"Of course I will, Hugh. I don't want to make any mistakes, especially now since I have been out and seen something of real Indians. People back East, and especially all the fellows at school, think that I know everything about Indians now. They're all the time asking me questions about them, who they are, and where they live, and I should hate to make any mistakes in my answers. Now tell me, who are the Mandans?"

"I don't know as much about the Mandans as I do about the Gros Ventres of the Village," said Hugh, "and yet I've heard a lot about them. They're a kind of queer people; lots of 'em used to have yellow hair and gray eyes, and lots of 'em now have gray-haired children, same as you have seen among the Blackfeet. I got hold of a book once with lots of pictures of Indians in it; mighty good pictures, too, they were. 'T was written by a man named Catlin, who came up the river, painting pictures of Indians, a long time ago; maybe fifty years. He said he thought the Mandans were Welshmen, and told some story about some foreign prince that brought a colony of Welshmen over here, and Catlin thought that maybe the Mandans were descended from that colony. Anyhow they've lived by themselves, so the story goes, for a great many years; but I've heard the old men say that long, long ago the tribe came from away back East somewhere. They followed down a big river that ran from east to west, likely it may have been the Ohio River, until they came to the Mississippi, and then they struck off northwest, and camped on the Missouri, and they have been traveling up the Missouri, a little way at a time, for an almighty sight o' years.

"This book of Catlin's that I tell you about has got a whole lot o' stuff about the Mandans, and it is mighty good readin'. You had better get hold of it sometime when you get back East; it'll tell you more about 'em than I can. The Mandans have always been farmers, and raised good crops of corn, and that and their buffalo give them a pretty good living. But now the buffalo are getting scarce, and when they give out the Mandans will have to live on straight corn, I am afraid. There's one thing about the Mandans that's worth rememberin', they make the best pots of any people that I know of on the plains. I expect that in old times maybe the Pawnees made just as good pots, but since the white folks began to bring brass and copper kettles into the country the Pawnees have forgotten how to make pots; but the Mandans still keep it up, and make some pots, big and little——"

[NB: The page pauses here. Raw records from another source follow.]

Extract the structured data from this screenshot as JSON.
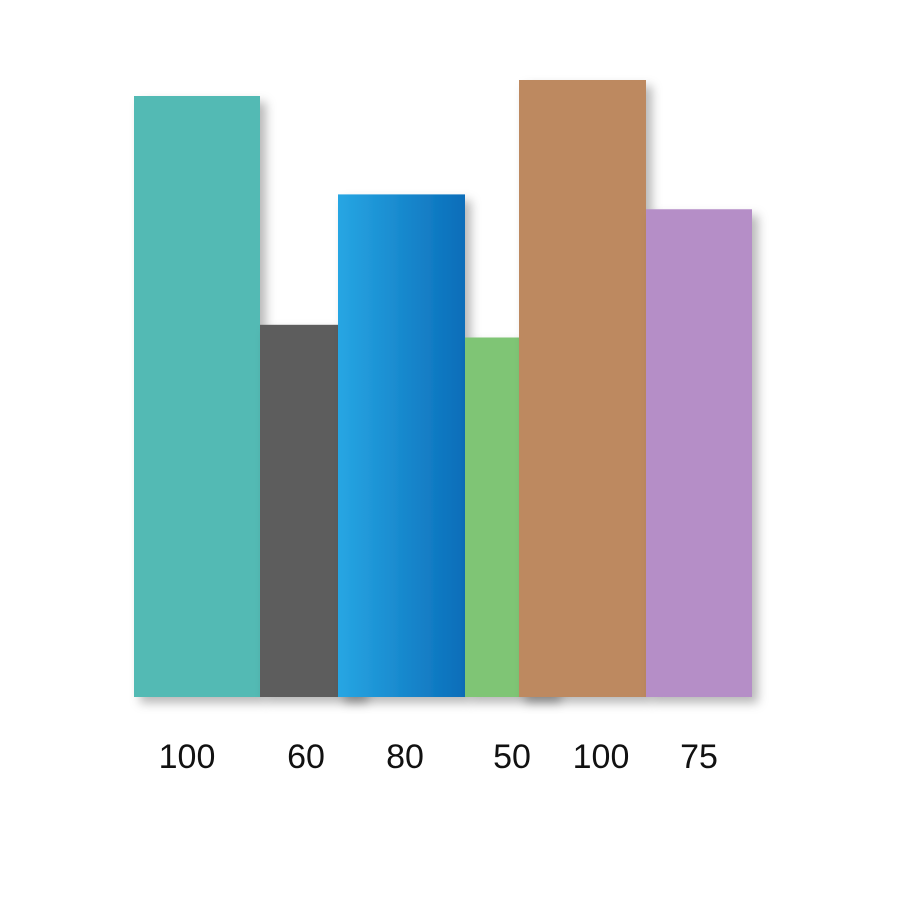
{
  "chart_data": {
    "type": "bar",
    "categories": [
      "100",
      "60",
      "80",
      "50",
      "100",
      "75"
    ],
    "values": [
      100,
      60,
      80,
      50,
      100,
      75
    ],
    "colors": [
      "#52bab4",
      "#5d5d5d",
      "#1e8fd2",
      "#7fc575",
      "#bd8960",
      "#b58ec7"
    ],
    "title": "",
    "xlabel": "",
    "ylabel": "",
    "ylim": [
      0,
      100
    ],
    "grid": false,
    "legend": "none"
  }
}
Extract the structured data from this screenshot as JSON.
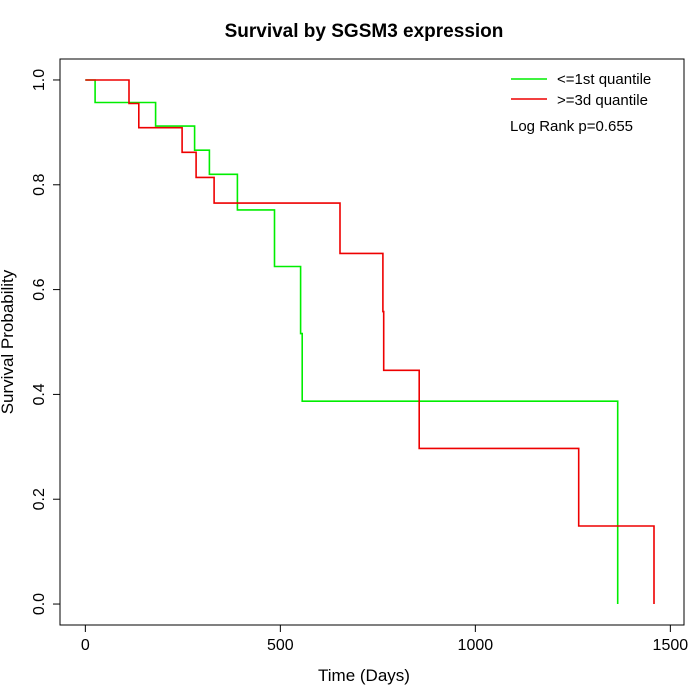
{
  "chart_data": {
    "type": "line",
    "title": "Survival by SGSM3 expression",
    "xlabel": "Time (Days)",
    "ylabel": "Survival Probability",
    "xlim": [
      -65,
      1535
    ],
    "ylim": [
      -0.04,
      1.04
    ],
    "x_ticks": [
      0,
      500,
      1000,
      1500
    ],
    "y_ticks": [
      0.0,
      0.2,
      0.4,
      0.6,
      0.8,
      1.0
    ],
    "x_tick_labels": [
      "0",
      "500",
      "1000",
      "1500"
    ],
    "y_tick_labels": [
      "0.0",
      "0.2",
      "0.4",
      "0.6",
      "0.8",
      "1.0"
    ],
    "grid": false,
    "legend_position": "top-right",
    "annotation": "Log Rank p=0.655",
    "series": [
      {
        "name": "<=1st quantile",
        "color": "#00ee00",
        "step_points": [
          [
            0,
            1.0
          ],
          [
            25,
            1.0
          ],
          [
            25,
            0.957
          ],
          [
            180,
            0.957
          ],
          [
            180,
            0.912
          ],
          [
            280,
            0.912
          ],
          [
            280,
            0.866
          ],
          [
            318,
            0.866
          ],
          [
            318,
            0.82
          ],
          [
            390,
            0.82
          ],
          [
            390,
            0.752
          ],
          [
            485,
            0.752
          ],
          [
            485,
            0.644
          ],
          [
            552,
            0.644
          ],
          [
            552,
            0.516
          ],
          [
            556,
            0.516
          ],
          [
            556,
            0.387
          ],
          [
            1365,
            0.387
          ],
          [
            1365,
            0.0
          ]
        ]
      },
      {
        "name": ">=3d quantile",
        "color": "#ee0000",
        "step_points": [
          [
            0,
            1.0
          ],
          [
            112,
            1.0
          ],
          [
            112,
            0.955
          ],
          [
            137,
            0.955
          ],
          [
            137,
            0.909
          ],
          [
            248,
            0.909
          ],
          [
            248,
            0.862
          ],
          [
            284,
            0.862
          ],
          [
            284,
            0.814
          ],
          [
            330,
            0.814
          ],
          [
            330,
            0.765
          ],
          [
            653,
            0.765
          ],
          [
            653,
            0.669
          ],
          [
            763,
            0.669
          ],
          [
            763,
            0.558
          ],
          [
            765,
            0.558
          ],
          [
            765,
            0.446
          ],
          [
            856,
            0.446
          ],
          [
            856,
            0.297
          ],
          [
            1265,
            0.297
          ],
          [
            1265,
            0.149
          ],
          [
            1458,
            0.149
          ],
          [
            1458,
            0.0
          ]
        ]
      }
    ]
  }
}
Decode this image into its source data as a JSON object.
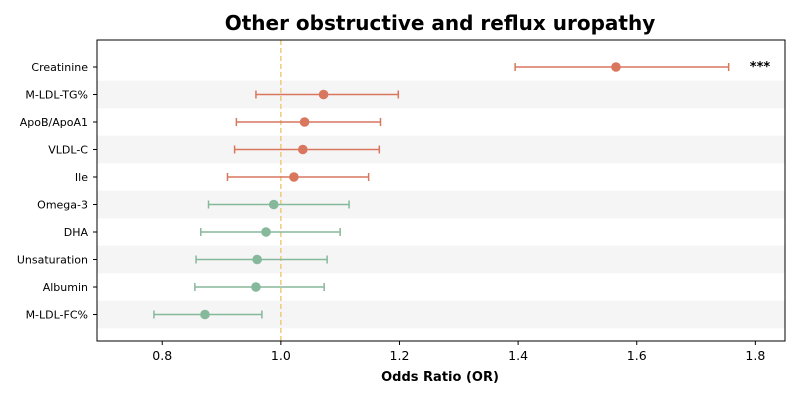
{
  "chart_data": {
    "type": "scatter",
    "title": "Other obstructive and reflux uropathy",
    "xlabel": "Odds Ratio (OR)",
    "ylabel": "",
    "xlim": [
      0.69,
      1.85
    ],
    "xticks": [
      "0.8",
      "1.0",
      "1.2",
      "1.4",
      "1.6",
      "1.8"
    ],
    "reference_line": 1.0,
    "grid": false,
    "alternating_row_shading": true,
    "colors": {
      "risk": "#d9775e",
      "protective": "#86b89c",
      "reference": "#f0c97a",
      "row_shade": "#f5f5f5"
    },
    "rows": [
      {
        "label": "Creatinine",
        "or": 1.565,
        "lower": 1.395,
        "upper": 1.755,
        "group": "risk",
        "annotation": "***"
      },
      {
        "label": "M-LDL-TG%",
        "or": 1.072,
        "lower": 0.958,
        "upper": 1.198,
        "group": "risk",
        "annotation": ""
      },
      {
        "label": "ApoB/ApoA1",
        "or": 1.04,
        "lower": 0.925,
        "upper": 1.168,
        "group": "risk",
        "annotation": ""
      },
      {
        "label": "VLDL-C",
        "or": 1.037,
        "lower": 0.922,
        "upper": 1.166,
        "group": "risk",
        "annotation": ""
      },
      {
        "label": "Ile",
        "or": 1.022,
        "lower": 0.91,
        "upper": 1.148,
        "group": "risk",
        "annotation": ""
      },
      {
        "label": "Omega-3",
        "or": 0.988,
        "lower": 0.878,
        "upper": 1.115,
        "group": "protective",
        "annotation": ""
      },
      {
        "label": "DHA",
        "or": 0.975,
        "lower": 0.865,
        "upper": 1.1,
        "group": "protective",
        "annotation": ""
      },
      {
        "label": "Unsaturation",
        "or": 0.96,
        "lower": 0.857,
        "upper": 1.078,
        "group": "protective",
        "annotation": ""
      },
      {
        "label": "Albumin",
        "or": 0.958,
        "lower": 0.855,
        "upper": 1.073,
        "group": "protective",
        "annotation": ""
      },
      {
        "label": "M-LDL-FC%",
        "or": 0.872,
        "lower": 0.786,
        "upper": 0.968,
        "group": "protective",
        "annotation": ""
      }
    ]
  }
}
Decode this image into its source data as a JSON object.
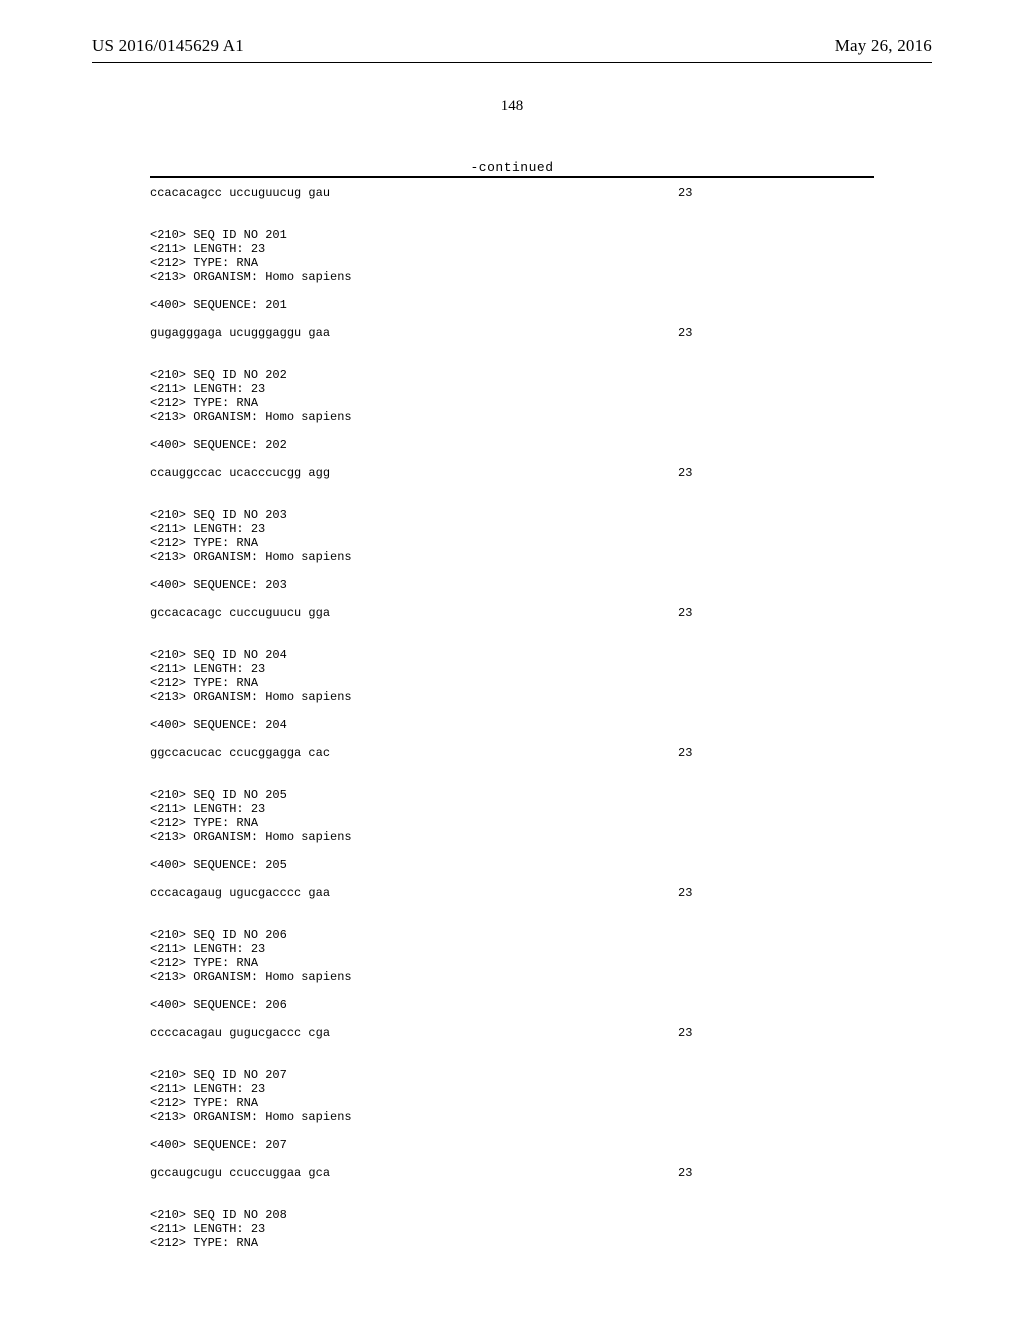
{
  "header": {
    "left": "US 2016/0145629 A1",
    "right": "May 26, 2016"
  },
  "page_number": "148",
  "continued_label": "-continued",
  "sequence_right_number": "23",
  "blocks": [
    {
      "type": "seqline",
      "text": "ccacacagcc uccuguucug gau",
      "num": "23"
    },
    {
      "type": "gap2"
    },
    {
      "type": "meta",
      "text": "<210> SEQ ID NO 201"
    },
    {
      "type": "meta",
      "text": "<211> LENGTH: 23"
    },
    {
      "type": "meta",
      "text": "<212> TYPE: RNA"
    },
    {
      "type": "meta",
      "text": "<213> ORGANISM: Homo sapiens"
    },
    {
      "type": "gap1"
    },
    {
      "type": "meta",
      "text": "<400> SEQUENCE: 201"
    },
    {
      "type": "gap1"
    },
    {
      "type": "seqline",
      "text": "gugagggaga ucugggaggu gaa",
      "num": "23"
    },
    {
      "type": "gap2"
    },
    {
      "type": "meta",
      "text": "<210> SEQ ID NO 202"
    },
    {
      "type": "meta",
      "text": "<211> LENGTH: 23"
    },
    {
      "type": "meta",
      "text": "<212> TYPE: RNA"
    },
    {
      "type": "meta",
      "text": "<213> ORGANISM: Homo sapiens"
    },
    {
      "type": "gap1"
    },
    {
      "type": "meta",
      "text": "<400> SEQUENCE: 202"
    },
    {
      "type": "gap1"
    },
    {
      "type": "seqline",
      "text": "ccauggccac ucacccucgg agg",
      "num": "23"
    },
    {
      "type": "gap2"
    },
    {
      "type": "meta",
      "text": "<210> SEQ ID NO 203"
    },
    {
      "type": "meta",
      "text": "<211> LENGTH: 23"
    },
    {
      "type": "meta",
      "text": "<212> TYPE: RNA"
    },
    {
      "type": "meta",
      "text": "<213> ORGANISM: Homo sapiens"
    },
    {
      "type": "gap1"
    },
    {
      "type": "meta",
      "text": "<400> SEQUENCE: 203"
    },
    {
      "type": "gap1"
    },
    {
      "type": "seqline",
      "text": "gccacacagc cuccuguucu gga",
      "num": "23"
    },
    {
      "type": "gap2"
    },
    {
      "type": "meta",
      "text": "<210> SEQ ID NO 204"
    },
    {
      "type": "meta",
      "text": "<211> LENGTH: 23"
    },
    {
      "type": "meta",
      "text": "<212> TYPE: RNA"
    },
    {
      "type": "meta",
      "text": "<213> ORGANISM: Homo sapiens"
    },
    {
      "type": "gap1"
    },
    {
      "type": "meta",
      "text": "<400> SEQUENCE: 204"
    },
    {
      "type": "gap1"
    },
    {
      "type": "seqline",
      "text": "ggccacucac ccucggagga cac",
      "num": "23"
    },
    {
      "type": "gap2"
    },
    {
      "type": "meta",
      "text": "<210> SEQ ID NO 205"
    },
    {
      "type": "meta",
      "text": "<211> LENGTH: 23"
    },
    {
      "type": "meta",
      "text": "<212> TYPE: RNA"
    },
    {
      "type": "meta",
      "text": "<213> ORGANISM: Homo sapiens"
    },
    {
      "type": "gap1"
    },
    {
      "type": "meta",
      "text": "<400> SEQUENCE: 205"
    },
    {
      "type": "gap1"
    },
    {
      "type": "seqline",
      "text": "cccacagaug ugucgacccc gaa",
      "num": "23"
    },
    {
      "type": "gap2"
    },
    {
      "type": "meta",
      "text": "<210> SEQ ID NO 206"
    },
    {
      "type": "meta",
      "text": "<211> LENGTH: 23"
    },
    {
      "type": "meta",
      "text": "<212> TYPE: RNA"
    },
    {
      "type": "meta",
      "text": "<213> ORGANISM: Homo sapiens"
    },
    {
      "type": "gap1"
    },
    {
      "type": "meta",
      "text": "<400> SEQUENCE: 206"
    },
    {
      "type": "gap1"
    },
    {
      "type": "seqline",
      "text": "ccccacagau gugucgaccc cga",
      "num": "23"
    },
    {
      "type": "gap2"
    },
    {
      "type": "meta",
      "text": "<210> SEQ ID NO 207"
    },
    {
      "type": "meta",
      "text": "<211> LENGTH: 23"
    },
    {
      "type": "meta",
      "text": "<212> TYPE: RNA"
    },
    {
      "type": "meta",
      "text": "<213> ORGANISM: Homo sapiens"
    },
    {
      "type": "gap1"
    },
    {
      "type": "meta",
      "text": "<400> SEQUENCE: 207"
    },
    {
      "type": "gap1"
    },
    {
      "type": "seqline",
      "text": "gccaugcugu ccuccuggaa gca",
      "num": "23"
    },
    {
      "type": "gap2"
    },
    {
      "type": "meta",
      "text": "<210> SEQ ID NO 208"
    },
    {
      "type": "meta",
      "text": "<211> LENGTH: 23"
    },
    {
      "type": "meta",
      "text": "<212> TYPE: RNA"
    }
  ]
}
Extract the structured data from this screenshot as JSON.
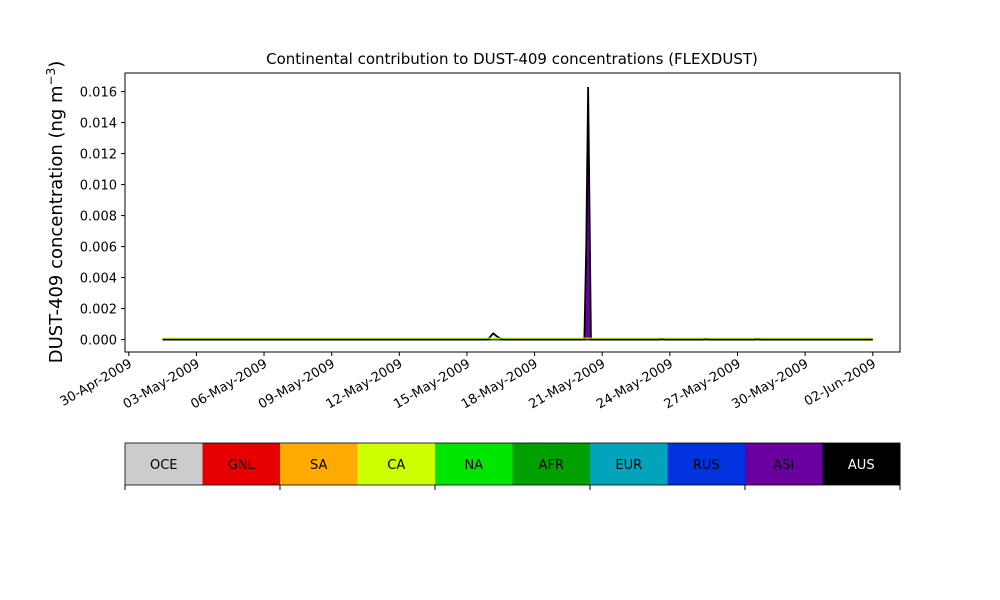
{
  "chart_data": {
    "type": "area",
    "title": "Continental contribution to DUST-409 concentrations (FLEXDUST)",
    "ylabel_text": "DUST-409 concentration (ng m",
    "ylabel_sup": "−3",
    "ylabel_close": ")",
    "xlabel": "",
    "x_tick_labels": [
      "30-Apr-2009",
      "03-May-2009",
      "06-May-2009",
      "09-May-2009",
      "12-May-2009",
      "15-May-2009",
      "18-May-2009",
      "21-May-2009",
      "24-May-2009",
      "27-May-2009",
      "30-May-2009",
      "02-Jun-2009"
    ],
    "y_ticks": [
      0.0,
      0.002,
      0.004,
      0.006,
      0.008,
      0.01,
      0.012,
      0.014,
      0.016
    ],
    "y_tick_labels": [
      "0.000",
      "0.002",
      "0.004",
      "0.006",
      "0.008",
      "0.010",
      "0.012",
      "0.014",
      "0.016"
    ],
    "xlim": [
      "2009-04-29T20:00",
      "2009-06-03T05:00"
    ],
    "ylim": [
      -0.0008,
      0.0172
    ],
    "data_start": "2009-05-01T12:00",
    "data_end": "2009-06-02T00:00",
    "series": [
      {
        "name": "OCE",
        "color": "#cccccc",
        "points": []
      },
      {
        "name": "GNL",
        "color": "#e60000",
        "points": []
      },
      {
        "name": "SA",
        "color": "#ffaa00",
        "points": []
      },
      {
        "name": "CA",
        "color": "#ccff00",
        "points": []
      },
      {
        "name": "NA",
        "color": "#00e600",
        "points": [
          [
            "2009-05-16T00:00",
            0.0
          ],
          [
            "2009-05-16T06:00",
            0.0001
          ],
          [
            "2009-05-16T12:00",
            0.0
          ]
        ]
      },
      {
        "name": "AFR",
        "color": "#00a000",
        "points": []
      },
      {
        "name": "EUR",
        "color": "#00a5bb",
        "points": []
      },
      {
        "name": "RUS",
        "color": "#0033dd",
        "points": []
      },
      {
        "name": "ASI",
        "color": "#6a00a0",
        "points": [
          [
            "2009-05-20T05:00",
            0.0
          ],
          [
            "2009-05-20T07:00",
            0.0045
          ],
          [
            "2009-05-20T08:00",
            0.0115
          ],
          [
            "2009-05-20T09:00",
            0.0145
          ],
          [
            "2009-05-20T10:00",
            0.009
          ],
          [
            "2009-05-20T12:00",
            0.0
          ]
        ]
      },
      {
        "name": "AUS",
        "color": "#000000",
        "points": []
      }
    ],
    "total": [
      [
        "2009-05-01T12:00",
        0.0
      ],
      [
        "2009-05-15T22:00",
        0.0
      ],
      [
        "2009-05-16T04:00",
        0.0004
      ],
      [
        "2009-05-16T08:00",
        0.0002
      ],
      [
        "2009-05-16T14:00",
        0.0
      ],
      [
        "2009-05-20T05:00",
        0.0
      ],
      [
        "2009-05-20T07:00",
        0.006
      ],
      [
        "2009-05-20T09:00",
        0.0163
      ],
      [
        "2009-05-20T10:00",
        0.011
      ],
      [
        "2009-05-20T12:00",
        0.0
      ],
      [
        "2009-05-23T12:00",
        0.0
      ],
      [
        "2009-05-23T15:00",
        4e-05
      ],
      [
        "2009-05-23T18:00",
        0.0
      ],
      [
        "2009-05-25T12:00",
        0.0
      ],
      [
        "2009-05-25T15:00",
        4e-05
      ],
      [
        "2009-05-25T18:00",
        0.0
      ],
      [
        "2009-05-27T18:00",
        0.0
      ],
      [
        "2009-05-27T21:00",
        5e-05
      ],
      [
        "2009-05-28T00:00",
        0.0
      ],
      [
        "2009-06-02T00:00",
        0.0
      ]
    ],
    "grid": false,
    "legend_position": "bottom colorbar"
  }
}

"Oh, Hugh!" called Jack at this moment, "Look at the buffalo!" and he pointed toward the high bluffs on the south side of the river, and there were three dark spots, running as hard as they could up the hill.

"Sure enough," said Hugh, "there's the first buffalo we've seen. Don't they look like three rats scuttling off over the hills, as fast as they can go. Before long, now, we ought to see plenty of 'em along the river; though we ain't likely to see many buffalo before we get above Buford."

The boat pushed slowly up the river's muddy current, and Hugh and Jack continued to talk about the Indian village on the hill.

"A mighty queer thing happened once at that village, son," said Hugh. "You've heard, maybe, that in some tribes of Indians they have sort of prophets, or men that foretell things that are going to happen. I have seen a little of that sort of thing myself, that I never could explain. Besides that, they've got some way of learning news that we don't understand anything about. Of course it may not be as quick as railroads and telegraphs, but its quick. Let me tell you something that happened there at Berthold, some years ago, and the man that it happened to lives in the upper country now, and you may likely run across him some time when you are up there. He is a Dutchman, and his name is Joe Butch.

"Along in 1868, Joe was working at Berthold, for a trader there, and the trader got into some sort of a quarrel about a horse with old White Cow, chief of the Mandans, and I guess old White Cow was pretty sassy, and maybe he threatened to do something, and Joe killed him. Well, as soon as he had killed the old man, Joe he knew that that wasn't no place for him, because the Mandans would be pretty sure to kill him; so he hops onto his horse, and rides as hard as he could for Buford, that's eighty miles up the river, next place we stop at. When he got to Buford he found there a big camp of Assinaboines, and they were having a big dance, because the chief of the Mandans, their enemies, had just been killed. Now, how do you suppose those Assinaboines knew that White Cow had been killed? Joe didn't waste no time getting onto his horse, and he rode as hard as he could to Buford; and its a sure thing that nobody got there before him with the news. I never understood how they found that out, and I never expect to."

"That seems a wonderful thing, Hugh," said Jack. "I don't see how they could have found it out if nobody told them, and if there were no telegraphs."

"Well, it's sure there were no telegraphs," said Hugh, "and I don't see how anybody could have told them. Joe killed the man, and started on his ride right off, and had a good horse. That's one of the things that always beat me."